Ich habe ja schon gesucht, auch  nach Converter usw. So wirklich was gefunden habe ich nicht.



Grüße


----------



## Dr Dau (14. Januar 2007)

Hmm, dann würde ich mal z.b. den E-Mail Converter versuchen.


----------



## liquidbeats (14. Januar 2007)

Habs eben Probiert. Das Programm meckert weil outlook 97/200/xp usw. fehlt. Hätte ich das Installiert könnte ich wohl die Datei Problemlos öffnen. Auch wenn ich dennoch weiter versuche diese Datei zu Konvertieren, sagt er beim Konvertierungsversucht "Ungültige Operation" oder so änlich.


Grüße


----------



## Dr Dau (14. Januar 2007)

Mehr als zu googlen und weitere Programme/Tips auszuprobieren fällt mir so auch nicht ein.


----------



## liquidbeats (14. Januar 2007)

Hi,

das habe ich auch schon alles durch. Ich werde mir wohl Outlook XP o.ä. Installieren. Hab hier noch irge3ndwi ne Office XP rumfliegen. Weis nur nicht mehr wo, bin ja vor geraumer Zeit auf Open Offce umgestiegen.

Grüße


----------



## Dr Dau (14. Januar 2007)

Aber vorher ein Image erstellen..... damit Du hinterher den "Schmutz" auch wieder los bist.


----------



## liquidbeats (14. Januar 2007)

Dr Dau hat gesagt.:


> Aber vorher ein Image erstellen..... damit Du hinterher den "Schmutz" auch wieder los bist.

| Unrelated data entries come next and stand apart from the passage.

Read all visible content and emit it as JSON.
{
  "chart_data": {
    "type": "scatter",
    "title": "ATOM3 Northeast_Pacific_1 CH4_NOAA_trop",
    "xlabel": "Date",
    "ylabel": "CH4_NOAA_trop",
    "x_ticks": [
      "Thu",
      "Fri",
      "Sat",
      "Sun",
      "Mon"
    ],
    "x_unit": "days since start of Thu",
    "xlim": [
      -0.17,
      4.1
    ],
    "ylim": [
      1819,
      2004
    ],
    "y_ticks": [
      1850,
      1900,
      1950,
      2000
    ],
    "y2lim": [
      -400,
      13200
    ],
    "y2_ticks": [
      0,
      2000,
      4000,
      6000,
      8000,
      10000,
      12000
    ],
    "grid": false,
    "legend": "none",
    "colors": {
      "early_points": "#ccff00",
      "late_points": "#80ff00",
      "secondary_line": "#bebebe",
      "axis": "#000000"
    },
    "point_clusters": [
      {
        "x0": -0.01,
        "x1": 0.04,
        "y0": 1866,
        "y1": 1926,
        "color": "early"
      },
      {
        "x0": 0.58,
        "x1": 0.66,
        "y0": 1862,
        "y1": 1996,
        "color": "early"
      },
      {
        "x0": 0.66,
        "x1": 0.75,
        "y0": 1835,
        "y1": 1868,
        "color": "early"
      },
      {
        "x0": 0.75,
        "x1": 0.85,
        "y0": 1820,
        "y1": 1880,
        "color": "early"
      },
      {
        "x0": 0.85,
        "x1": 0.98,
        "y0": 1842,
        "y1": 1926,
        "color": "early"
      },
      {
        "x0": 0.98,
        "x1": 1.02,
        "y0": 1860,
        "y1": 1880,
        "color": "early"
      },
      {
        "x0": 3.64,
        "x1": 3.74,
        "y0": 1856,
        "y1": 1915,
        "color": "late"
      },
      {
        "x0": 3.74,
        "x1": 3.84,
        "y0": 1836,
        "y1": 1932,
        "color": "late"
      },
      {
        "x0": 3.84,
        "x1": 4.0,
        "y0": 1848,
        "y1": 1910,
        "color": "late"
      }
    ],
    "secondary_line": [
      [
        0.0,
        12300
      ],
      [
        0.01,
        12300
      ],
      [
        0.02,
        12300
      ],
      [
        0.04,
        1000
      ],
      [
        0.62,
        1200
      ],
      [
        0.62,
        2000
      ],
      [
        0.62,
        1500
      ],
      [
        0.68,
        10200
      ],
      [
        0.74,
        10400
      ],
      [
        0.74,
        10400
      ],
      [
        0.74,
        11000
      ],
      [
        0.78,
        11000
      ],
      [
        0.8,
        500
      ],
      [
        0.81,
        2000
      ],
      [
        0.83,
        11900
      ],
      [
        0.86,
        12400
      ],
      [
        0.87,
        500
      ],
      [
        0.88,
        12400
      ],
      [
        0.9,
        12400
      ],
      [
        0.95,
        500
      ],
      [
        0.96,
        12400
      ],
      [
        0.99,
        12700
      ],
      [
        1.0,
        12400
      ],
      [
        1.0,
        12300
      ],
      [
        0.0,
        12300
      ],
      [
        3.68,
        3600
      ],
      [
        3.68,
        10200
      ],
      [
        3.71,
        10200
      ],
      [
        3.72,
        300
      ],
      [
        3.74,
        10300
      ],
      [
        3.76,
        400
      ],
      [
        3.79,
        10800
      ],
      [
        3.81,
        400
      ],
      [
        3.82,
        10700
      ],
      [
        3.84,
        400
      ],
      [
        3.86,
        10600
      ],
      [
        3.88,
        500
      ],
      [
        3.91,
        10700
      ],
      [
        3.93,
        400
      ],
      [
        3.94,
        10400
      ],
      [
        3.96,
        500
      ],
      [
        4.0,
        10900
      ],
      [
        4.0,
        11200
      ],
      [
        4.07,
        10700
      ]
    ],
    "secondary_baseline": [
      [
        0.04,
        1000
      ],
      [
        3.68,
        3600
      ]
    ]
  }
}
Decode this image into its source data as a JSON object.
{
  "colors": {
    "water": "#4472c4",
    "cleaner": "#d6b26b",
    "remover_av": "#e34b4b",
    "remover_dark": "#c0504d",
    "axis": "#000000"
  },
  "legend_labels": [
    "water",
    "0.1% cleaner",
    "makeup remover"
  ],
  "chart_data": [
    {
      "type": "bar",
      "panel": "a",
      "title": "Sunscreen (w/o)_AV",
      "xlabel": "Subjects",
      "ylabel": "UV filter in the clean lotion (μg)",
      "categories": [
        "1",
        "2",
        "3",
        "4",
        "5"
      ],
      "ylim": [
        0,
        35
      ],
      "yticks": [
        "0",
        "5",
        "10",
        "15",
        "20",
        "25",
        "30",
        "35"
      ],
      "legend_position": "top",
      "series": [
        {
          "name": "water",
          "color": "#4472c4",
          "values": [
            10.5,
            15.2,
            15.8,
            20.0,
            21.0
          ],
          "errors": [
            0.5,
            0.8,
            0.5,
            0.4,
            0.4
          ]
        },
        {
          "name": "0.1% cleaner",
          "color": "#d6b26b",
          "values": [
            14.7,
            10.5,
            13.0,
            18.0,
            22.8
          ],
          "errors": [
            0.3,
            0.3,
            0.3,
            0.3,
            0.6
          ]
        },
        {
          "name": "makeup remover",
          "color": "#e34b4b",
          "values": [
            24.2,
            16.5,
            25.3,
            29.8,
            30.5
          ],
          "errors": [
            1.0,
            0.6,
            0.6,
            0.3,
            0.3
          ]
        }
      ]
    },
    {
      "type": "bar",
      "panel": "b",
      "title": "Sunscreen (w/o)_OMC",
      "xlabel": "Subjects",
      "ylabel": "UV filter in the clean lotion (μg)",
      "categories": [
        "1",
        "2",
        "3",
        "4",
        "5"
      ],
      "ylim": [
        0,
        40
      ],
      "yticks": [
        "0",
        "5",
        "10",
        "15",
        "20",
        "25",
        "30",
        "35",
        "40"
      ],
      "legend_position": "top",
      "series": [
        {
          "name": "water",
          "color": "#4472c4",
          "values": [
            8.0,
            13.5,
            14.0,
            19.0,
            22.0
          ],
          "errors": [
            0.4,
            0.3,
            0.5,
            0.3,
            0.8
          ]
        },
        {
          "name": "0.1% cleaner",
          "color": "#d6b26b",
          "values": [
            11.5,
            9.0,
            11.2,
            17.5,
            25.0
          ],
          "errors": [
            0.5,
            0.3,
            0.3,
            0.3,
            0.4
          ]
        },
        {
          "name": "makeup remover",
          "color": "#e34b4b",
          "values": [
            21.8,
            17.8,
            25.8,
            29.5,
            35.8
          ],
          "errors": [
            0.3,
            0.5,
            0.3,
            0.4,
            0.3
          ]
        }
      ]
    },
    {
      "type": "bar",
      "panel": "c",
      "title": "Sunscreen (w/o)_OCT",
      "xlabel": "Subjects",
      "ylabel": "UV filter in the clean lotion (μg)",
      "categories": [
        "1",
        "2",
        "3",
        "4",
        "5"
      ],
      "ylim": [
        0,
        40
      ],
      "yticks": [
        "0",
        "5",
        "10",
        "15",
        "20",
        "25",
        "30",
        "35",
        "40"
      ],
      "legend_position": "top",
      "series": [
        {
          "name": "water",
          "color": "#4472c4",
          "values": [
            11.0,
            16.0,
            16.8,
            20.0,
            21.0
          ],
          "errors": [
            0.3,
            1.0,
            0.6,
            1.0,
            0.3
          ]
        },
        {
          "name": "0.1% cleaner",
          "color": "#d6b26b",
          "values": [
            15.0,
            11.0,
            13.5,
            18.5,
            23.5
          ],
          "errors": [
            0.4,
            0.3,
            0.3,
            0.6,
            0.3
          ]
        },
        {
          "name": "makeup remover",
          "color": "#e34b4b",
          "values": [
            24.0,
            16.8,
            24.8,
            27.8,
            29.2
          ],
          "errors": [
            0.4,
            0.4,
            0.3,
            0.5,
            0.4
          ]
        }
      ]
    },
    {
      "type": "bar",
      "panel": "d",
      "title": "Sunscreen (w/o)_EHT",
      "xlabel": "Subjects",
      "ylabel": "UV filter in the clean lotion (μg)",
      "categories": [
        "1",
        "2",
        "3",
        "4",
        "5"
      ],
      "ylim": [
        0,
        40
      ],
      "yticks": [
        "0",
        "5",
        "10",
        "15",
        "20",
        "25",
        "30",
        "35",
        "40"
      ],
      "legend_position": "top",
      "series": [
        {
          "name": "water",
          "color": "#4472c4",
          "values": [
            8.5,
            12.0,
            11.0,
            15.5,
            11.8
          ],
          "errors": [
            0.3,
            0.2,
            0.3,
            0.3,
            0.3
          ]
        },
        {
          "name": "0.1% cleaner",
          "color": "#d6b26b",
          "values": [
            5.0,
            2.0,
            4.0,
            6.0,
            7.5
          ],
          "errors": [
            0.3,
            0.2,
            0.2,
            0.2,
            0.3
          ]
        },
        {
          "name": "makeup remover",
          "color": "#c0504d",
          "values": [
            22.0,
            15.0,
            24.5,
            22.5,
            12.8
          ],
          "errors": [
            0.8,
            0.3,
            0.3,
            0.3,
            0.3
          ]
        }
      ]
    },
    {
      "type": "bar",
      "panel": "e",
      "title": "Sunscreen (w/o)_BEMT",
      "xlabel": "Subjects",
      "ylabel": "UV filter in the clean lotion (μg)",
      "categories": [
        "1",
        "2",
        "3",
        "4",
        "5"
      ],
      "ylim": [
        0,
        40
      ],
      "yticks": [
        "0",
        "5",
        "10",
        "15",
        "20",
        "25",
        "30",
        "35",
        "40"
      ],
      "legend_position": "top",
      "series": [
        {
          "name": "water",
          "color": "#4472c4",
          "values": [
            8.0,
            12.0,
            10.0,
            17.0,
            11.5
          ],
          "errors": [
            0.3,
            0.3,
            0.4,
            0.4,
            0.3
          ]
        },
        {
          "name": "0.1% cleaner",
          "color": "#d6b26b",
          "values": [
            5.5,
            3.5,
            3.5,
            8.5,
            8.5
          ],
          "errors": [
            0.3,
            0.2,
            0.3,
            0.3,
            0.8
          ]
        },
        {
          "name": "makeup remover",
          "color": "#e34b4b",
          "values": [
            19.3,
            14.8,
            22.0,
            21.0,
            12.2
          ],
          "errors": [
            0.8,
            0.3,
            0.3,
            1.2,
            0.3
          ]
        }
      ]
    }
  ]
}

Na ich muss eh ne Neuinstallation durchführen. Ich habe  spürbare geschwindigkeits Probleme, daher spielt es  derzeit weniger ne rolle  Aber Danke für den Tipp 

Mit Outlook XP konnte ich die Daei ebenfalls nicht öffnen. Zwar wurde die Datei nun Outlook ztugeordnet, jedoch gibts sehr komische Fehlermeldungen. Die Datei ist aber i.o. hab sie in zweifacher ausführung bzw. verschiedene, wo ich zu 100% weis dass sie OK sind.

Dieser MS mist geht mir echt auf die Glocken. 


Grüße


----------